On the Effects of Temperature and Material Erosion on the Cavitation Aggressiveness Based on Acoustic Emission

Cavitation erosion is a major concern in hydraulic systems exposed to strong pressure fluctuations. Well-developed experimental techniques exist for detecting cavitation based on measuring induced noise or vibrations, but additional tools are needed to assess its aggressiveness under operating conditions. This study investigates the capability of acoustic emission (AE) to characterise cavitation aggressiveness during long-duration cloud cavitation. A 50 h erosion test was performed in a closed-loop cavitation tunnel using a Venturi equipped with an aluminium 7075-T6 specimen. Hydraulic conditions were controlled to maintain a constant cavity length, and AE signals were recorded every 10 min during two representative 4 h intervals at 34–38 h and 46–50 h. A new AE-derived power parameter was defined using the amplitude distribution of AE envelope peaks. Both the number of impacts and the power parameter increased markedly from the intermediate to the final interval, consistent with the growth of erosion and increasing surface roughness.
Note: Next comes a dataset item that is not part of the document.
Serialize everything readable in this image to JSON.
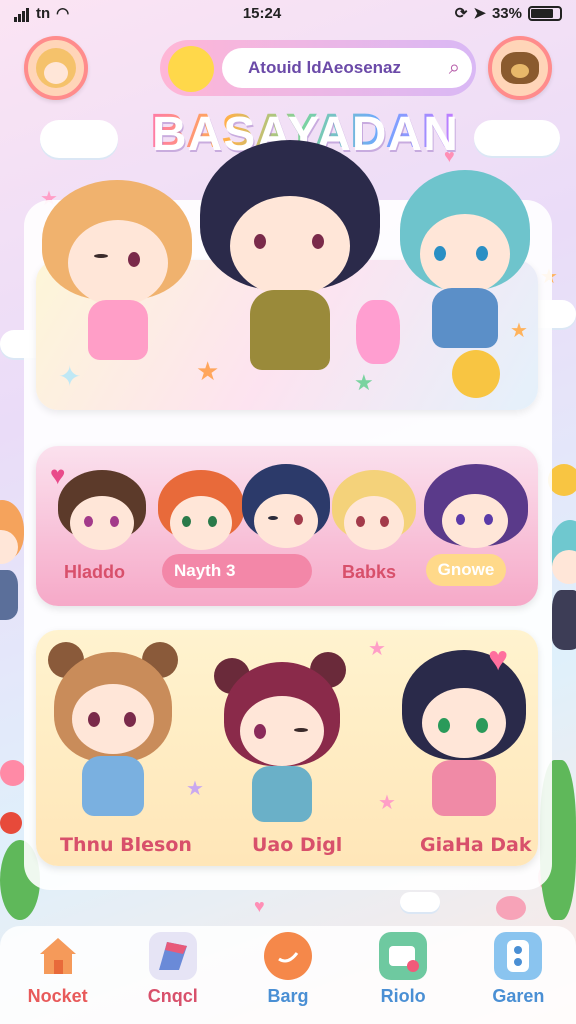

Conversely, both quantities decreased systematically within each 2 h test as water temperature increased. Image analysis of selected areas confirmed the progression of pitting between 34 and 50 h. Overall, the findings demonstrate that AE can capture the combined influence of temperature and surface degradation on cavitation aggressiveness, highlighting its potential as a monitoring technique for hydraulic components.